East clashes with West in approach to HIV treatment
East clashes with West in approach to HIV treatment
Focus on patients vs. battle against virus
Many alternative interventions used for HIV/AIDS originate from traditional Chinese or ayurvedic medicine, both Eastern healing systems. Resistance or outright hostility to alternatives among many practitioners of Western medicine often are based on a narrow view of knowledge and science, according to the author of an extensive report on complementary medicine for HIV/AIDS.1,2
Western medicine has developed along more empirical lines, while Eastern medicine is based on theoretical systems that have developed over centuries, explains Richard C. MacIntyre, PhD, RN, associate professor and division chair for health sciences at Mercy College in Dobbs Ferry, NY.
"The problem in Western medicine is that we started thinking of Western medical science as a paradigmatic form of knowledge or truth, and that real truth resides only in the way we do science in the West. That thinking has so dominated that it has become almost dogmatic and doesn’t admit any ideas outside of that belief system," he says.
But MacIntyre points out that "many different forms of human knowledge exist," and empirical evidence is only one of them. Complementary therapies such as Chinese medicine, although "grounded in sophisticated theoretical systems," can appear less than credible when viewed "piecemeal" by other cultures.
While Western HIV/AIDS treatments are aimed at battling the virus, Eastern therapies focus more on the condition of the host and on bolstering and maintaining the patient’s immune system so HIV doesn’t overwhelm it, he says.
Another difference is that Chinese medicine programs are tailored to each patient, while Western therapies are aimed more at the disease than the individual.
Complementary medicine involves integrating both approaches, but for many Western practitioners, that requires a more open-minded attitude, MacIntyre states.

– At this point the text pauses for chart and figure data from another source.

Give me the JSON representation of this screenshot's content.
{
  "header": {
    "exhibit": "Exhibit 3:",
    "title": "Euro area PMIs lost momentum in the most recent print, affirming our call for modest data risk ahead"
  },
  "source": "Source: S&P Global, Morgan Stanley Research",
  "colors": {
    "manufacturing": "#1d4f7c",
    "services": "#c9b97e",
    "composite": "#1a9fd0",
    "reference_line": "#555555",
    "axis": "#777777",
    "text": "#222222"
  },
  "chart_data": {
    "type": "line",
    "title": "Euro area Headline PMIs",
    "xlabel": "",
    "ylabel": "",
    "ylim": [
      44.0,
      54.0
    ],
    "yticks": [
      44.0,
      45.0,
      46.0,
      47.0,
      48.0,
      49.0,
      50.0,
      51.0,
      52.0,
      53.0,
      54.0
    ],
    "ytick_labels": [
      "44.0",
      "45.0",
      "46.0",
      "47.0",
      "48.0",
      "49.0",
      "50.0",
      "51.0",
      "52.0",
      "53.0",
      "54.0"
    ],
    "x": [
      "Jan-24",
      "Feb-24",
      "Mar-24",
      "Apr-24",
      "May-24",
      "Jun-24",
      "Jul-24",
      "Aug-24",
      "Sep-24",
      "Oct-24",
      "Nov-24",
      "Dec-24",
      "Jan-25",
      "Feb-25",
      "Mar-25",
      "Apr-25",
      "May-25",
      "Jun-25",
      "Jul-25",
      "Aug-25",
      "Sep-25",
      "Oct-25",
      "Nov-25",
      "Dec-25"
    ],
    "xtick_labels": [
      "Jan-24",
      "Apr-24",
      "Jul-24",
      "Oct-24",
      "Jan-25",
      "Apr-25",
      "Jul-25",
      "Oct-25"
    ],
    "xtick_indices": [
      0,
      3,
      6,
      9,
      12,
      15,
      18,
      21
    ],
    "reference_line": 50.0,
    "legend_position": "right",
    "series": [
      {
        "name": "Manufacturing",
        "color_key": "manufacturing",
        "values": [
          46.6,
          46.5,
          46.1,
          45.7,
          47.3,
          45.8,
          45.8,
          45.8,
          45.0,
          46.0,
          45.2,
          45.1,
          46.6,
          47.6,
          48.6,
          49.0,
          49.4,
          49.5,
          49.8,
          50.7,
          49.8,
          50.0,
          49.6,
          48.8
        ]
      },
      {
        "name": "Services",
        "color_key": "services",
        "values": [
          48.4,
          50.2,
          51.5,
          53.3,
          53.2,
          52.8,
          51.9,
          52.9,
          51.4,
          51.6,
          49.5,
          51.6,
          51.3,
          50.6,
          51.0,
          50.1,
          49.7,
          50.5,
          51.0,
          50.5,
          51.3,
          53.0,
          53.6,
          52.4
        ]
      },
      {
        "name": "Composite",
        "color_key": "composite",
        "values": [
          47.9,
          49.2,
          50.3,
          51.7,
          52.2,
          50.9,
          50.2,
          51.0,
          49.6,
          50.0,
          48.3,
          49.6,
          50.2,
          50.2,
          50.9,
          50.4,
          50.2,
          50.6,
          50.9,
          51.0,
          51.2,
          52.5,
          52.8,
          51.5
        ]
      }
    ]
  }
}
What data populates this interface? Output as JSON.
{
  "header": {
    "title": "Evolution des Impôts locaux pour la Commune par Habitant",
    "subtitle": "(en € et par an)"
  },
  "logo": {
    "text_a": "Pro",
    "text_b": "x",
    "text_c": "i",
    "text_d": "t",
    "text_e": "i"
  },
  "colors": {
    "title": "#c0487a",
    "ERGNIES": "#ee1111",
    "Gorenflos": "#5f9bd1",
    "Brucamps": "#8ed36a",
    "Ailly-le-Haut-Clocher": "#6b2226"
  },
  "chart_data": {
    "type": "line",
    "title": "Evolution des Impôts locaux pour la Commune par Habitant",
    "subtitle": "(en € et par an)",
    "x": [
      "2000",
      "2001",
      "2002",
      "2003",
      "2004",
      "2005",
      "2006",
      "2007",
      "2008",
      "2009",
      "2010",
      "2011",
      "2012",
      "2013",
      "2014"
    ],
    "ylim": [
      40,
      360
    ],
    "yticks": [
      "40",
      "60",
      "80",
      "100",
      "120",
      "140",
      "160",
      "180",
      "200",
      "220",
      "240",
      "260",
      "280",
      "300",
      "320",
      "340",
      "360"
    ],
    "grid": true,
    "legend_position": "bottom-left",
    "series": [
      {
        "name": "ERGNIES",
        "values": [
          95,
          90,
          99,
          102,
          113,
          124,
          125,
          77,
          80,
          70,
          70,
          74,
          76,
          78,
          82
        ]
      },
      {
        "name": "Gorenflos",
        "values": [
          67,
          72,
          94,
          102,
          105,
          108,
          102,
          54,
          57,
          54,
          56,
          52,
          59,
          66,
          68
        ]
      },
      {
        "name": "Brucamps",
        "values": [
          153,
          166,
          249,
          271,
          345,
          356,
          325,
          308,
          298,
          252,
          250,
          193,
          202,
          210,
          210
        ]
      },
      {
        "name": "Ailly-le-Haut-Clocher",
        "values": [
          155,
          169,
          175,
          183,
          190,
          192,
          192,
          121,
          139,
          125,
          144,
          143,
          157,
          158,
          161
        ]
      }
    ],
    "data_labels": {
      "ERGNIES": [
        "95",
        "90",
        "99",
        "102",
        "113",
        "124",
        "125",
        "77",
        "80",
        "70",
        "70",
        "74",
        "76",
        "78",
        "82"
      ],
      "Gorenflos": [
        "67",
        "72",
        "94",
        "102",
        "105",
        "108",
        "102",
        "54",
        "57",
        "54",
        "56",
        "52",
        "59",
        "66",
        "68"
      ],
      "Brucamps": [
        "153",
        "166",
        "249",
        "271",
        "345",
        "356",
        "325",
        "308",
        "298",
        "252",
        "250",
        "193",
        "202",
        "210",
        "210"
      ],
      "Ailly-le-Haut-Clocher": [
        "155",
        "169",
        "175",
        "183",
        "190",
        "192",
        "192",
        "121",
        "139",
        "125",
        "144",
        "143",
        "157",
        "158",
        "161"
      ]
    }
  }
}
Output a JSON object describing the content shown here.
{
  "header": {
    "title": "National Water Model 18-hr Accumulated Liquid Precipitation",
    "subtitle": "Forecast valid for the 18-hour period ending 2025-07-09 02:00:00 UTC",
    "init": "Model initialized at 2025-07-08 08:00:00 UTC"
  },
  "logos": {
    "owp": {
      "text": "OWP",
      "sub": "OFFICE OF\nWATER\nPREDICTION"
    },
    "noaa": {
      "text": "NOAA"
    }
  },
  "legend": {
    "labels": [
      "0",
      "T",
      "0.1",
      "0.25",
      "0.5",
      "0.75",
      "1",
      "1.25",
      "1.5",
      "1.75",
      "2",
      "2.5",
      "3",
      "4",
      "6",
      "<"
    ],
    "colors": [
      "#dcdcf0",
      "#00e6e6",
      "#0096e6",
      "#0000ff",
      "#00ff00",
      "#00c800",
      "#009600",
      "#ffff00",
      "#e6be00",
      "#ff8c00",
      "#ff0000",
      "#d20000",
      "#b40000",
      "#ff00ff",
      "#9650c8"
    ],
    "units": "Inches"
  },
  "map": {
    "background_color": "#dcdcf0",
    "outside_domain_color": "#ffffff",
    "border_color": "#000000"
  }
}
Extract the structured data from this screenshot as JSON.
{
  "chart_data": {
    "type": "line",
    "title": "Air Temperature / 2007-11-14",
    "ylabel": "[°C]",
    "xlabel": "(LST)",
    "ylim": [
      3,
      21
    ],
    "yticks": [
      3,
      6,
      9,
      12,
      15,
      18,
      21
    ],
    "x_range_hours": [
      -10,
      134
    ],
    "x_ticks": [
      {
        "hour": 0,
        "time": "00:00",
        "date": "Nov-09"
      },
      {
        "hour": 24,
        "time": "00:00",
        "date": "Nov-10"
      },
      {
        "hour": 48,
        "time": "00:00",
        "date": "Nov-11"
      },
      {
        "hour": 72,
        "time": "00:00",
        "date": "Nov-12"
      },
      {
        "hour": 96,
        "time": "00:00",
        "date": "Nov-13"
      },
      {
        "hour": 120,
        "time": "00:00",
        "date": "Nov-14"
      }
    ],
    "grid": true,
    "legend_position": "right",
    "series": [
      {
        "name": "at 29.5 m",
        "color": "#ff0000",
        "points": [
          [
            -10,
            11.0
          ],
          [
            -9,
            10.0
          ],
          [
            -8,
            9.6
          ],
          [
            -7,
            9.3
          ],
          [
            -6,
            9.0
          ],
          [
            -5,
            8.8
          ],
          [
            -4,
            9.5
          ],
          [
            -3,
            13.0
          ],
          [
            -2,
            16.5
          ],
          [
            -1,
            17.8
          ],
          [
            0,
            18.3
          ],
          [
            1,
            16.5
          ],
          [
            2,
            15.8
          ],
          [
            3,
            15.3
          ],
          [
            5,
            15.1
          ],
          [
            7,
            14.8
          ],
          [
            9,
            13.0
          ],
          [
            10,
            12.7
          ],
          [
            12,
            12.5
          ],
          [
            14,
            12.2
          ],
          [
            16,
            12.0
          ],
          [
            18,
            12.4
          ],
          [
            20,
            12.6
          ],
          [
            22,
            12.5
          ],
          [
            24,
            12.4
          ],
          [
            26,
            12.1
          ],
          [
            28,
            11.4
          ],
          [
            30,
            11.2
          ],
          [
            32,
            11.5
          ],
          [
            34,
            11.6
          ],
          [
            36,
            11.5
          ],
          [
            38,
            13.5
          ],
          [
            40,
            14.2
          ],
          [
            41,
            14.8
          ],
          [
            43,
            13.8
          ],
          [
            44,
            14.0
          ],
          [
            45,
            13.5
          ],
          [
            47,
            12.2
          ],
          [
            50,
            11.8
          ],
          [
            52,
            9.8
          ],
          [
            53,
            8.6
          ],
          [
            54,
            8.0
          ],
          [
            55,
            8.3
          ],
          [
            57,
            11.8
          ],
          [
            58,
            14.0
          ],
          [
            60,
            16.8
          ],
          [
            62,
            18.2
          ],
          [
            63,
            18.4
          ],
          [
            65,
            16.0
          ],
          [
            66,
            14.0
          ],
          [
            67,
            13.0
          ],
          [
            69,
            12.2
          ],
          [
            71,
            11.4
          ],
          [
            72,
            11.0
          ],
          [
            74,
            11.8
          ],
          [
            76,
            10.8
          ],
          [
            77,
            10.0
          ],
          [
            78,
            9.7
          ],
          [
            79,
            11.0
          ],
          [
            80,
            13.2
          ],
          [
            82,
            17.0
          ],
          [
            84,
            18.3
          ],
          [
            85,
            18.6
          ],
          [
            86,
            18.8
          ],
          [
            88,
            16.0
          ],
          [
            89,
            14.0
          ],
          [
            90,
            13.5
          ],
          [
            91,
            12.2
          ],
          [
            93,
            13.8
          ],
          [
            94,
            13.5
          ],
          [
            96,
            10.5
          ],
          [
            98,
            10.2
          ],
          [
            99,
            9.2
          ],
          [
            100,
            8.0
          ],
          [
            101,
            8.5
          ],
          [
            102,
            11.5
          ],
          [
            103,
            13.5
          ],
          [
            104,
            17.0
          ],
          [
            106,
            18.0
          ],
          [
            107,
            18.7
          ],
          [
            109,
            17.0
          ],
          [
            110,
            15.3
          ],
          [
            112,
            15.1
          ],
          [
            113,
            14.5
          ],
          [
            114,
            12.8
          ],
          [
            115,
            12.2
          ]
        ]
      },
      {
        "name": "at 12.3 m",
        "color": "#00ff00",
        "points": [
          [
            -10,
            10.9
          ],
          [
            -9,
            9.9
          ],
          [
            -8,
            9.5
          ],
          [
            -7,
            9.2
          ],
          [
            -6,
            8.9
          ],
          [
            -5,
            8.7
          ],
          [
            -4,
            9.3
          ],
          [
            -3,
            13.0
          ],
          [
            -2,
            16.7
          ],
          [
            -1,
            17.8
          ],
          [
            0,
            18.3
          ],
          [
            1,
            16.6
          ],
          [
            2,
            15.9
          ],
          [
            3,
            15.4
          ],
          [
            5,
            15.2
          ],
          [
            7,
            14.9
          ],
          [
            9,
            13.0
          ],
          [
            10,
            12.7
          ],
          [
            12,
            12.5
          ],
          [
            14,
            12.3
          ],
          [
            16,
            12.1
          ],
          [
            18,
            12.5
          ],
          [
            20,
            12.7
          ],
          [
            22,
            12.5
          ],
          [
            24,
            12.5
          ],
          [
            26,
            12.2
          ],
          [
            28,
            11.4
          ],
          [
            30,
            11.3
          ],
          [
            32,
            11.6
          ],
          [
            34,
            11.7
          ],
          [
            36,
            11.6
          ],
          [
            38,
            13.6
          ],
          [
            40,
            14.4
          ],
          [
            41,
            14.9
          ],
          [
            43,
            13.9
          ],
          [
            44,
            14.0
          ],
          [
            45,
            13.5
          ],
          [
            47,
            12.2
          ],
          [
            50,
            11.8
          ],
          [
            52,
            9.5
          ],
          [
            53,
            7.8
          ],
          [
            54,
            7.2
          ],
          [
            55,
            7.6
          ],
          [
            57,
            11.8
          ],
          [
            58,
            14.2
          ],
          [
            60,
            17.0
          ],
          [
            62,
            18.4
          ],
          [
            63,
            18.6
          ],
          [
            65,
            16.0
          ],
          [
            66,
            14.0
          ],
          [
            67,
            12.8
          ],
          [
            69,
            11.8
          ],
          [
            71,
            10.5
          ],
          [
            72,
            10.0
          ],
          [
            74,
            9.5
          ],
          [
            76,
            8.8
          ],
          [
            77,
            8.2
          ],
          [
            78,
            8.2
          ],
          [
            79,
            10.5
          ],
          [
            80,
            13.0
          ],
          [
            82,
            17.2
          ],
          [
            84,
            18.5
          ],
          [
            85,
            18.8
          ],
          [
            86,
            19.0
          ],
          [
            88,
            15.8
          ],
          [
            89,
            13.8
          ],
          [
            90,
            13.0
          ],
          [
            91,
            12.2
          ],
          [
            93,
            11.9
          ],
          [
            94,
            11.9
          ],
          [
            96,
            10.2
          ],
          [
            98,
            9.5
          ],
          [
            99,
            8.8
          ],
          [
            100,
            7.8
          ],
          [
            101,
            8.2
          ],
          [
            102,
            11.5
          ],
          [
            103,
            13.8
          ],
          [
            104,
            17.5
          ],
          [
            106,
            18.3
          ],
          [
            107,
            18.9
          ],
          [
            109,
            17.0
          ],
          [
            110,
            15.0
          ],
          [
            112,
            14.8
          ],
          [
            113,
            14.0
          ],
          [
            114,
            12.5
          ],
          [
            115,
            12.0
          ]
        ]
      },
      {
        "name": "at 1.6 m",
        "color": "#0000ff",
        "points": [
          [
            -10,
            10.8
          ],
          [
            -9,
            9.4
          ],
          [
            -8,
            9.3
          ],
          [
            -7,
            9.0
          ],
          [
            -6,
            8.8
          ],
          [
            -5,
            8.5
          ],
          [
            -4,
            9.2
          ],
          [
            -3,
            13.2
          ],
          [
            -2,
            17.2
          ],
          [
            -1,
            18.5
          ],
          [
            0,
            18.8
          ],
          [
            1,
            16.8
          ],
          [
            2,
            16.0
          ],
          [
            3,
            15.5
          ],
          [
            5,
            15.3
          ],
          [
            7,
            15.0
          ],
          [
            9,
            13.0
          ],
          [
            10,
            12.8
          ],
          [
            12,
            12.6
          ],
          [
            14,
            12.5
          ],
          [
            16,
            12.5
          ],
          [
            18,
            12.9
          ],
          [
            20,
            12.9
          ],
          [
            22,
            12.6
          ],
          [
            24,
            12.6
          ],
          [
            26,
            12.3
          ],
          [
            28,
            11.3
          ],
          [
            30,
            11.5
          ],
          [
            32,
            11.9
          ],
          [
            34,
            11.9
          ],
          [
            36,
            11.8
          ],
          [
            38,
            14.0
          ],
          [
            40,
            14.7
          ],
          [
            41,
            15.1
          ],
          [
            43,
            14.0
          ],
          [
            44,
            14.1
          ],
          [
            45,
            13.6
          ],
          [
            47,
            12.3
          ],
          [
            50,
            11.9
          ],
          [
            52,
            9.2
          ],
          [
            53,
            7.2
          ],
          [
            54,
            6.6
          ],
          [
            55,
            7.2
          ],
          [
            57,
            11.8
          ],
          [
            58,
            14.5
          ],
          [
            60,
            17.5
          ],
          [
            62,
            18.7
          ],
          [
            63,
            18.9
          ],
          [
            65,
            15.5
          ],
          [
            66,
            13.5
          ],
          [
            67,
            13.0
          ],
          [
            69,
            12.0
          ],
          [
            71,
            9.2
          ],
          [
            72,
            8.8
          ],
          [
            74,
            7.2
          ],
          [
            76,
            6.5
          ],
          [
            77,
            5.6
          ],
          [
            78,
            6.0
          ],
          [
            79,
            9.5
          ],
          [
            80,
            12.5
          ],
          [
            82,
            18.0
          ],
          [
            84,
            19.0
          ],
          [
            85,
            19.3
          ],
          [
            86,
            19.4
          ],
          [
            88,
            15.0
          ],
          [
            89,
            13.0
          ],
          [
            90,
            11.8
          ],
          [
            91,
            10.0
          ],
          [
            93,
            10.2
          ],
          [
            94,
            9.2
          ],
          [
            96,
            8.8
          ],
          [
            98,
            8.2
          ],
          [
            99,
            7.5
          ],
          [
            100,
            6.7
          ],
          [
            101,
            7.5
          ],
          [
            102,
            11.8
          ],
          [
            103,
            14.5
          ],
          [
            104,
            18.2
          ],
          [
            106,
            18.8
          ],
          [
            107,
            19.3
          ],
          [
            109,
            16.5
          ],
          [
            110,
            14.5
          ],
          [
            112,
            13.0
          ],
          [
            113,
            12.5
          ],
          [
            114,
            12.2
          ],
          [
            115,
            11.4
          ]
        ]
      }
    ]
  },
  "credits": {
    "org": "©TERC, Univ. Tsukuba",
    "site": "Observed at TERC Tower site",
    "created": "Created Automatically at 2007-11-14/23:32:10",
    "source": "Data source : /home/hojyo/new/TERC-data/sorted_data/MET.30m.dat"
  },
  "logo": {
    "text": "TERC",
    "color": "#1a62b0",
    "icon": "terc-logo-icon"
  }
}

"Open-mindedness and doubt in one’s own knowledge of the world used to be the hallmark of science, and we’ve lost a lot of that," he says. "We’ve instituted a standard by which all knowledge is judged, which is itself myopic. That’s not to say that everything should go, but the intellectual basis for how we develop knowledge in Western medicine needs to be re-examined by a greater number of researchers and practitioners."
References
1. MacIntyre RC, Holzemer WL, Philippek M. Complementary and alternative medicine and HIV/AIDS. Part I: Issues and context. JANAC 1997; 8:23-31.
2. MacIntyre RC, Holzemer WL. Complementary and alternative medicine and HIV/AIDS. Part II: Selected literature review. JANAC 1997; 8:25-38.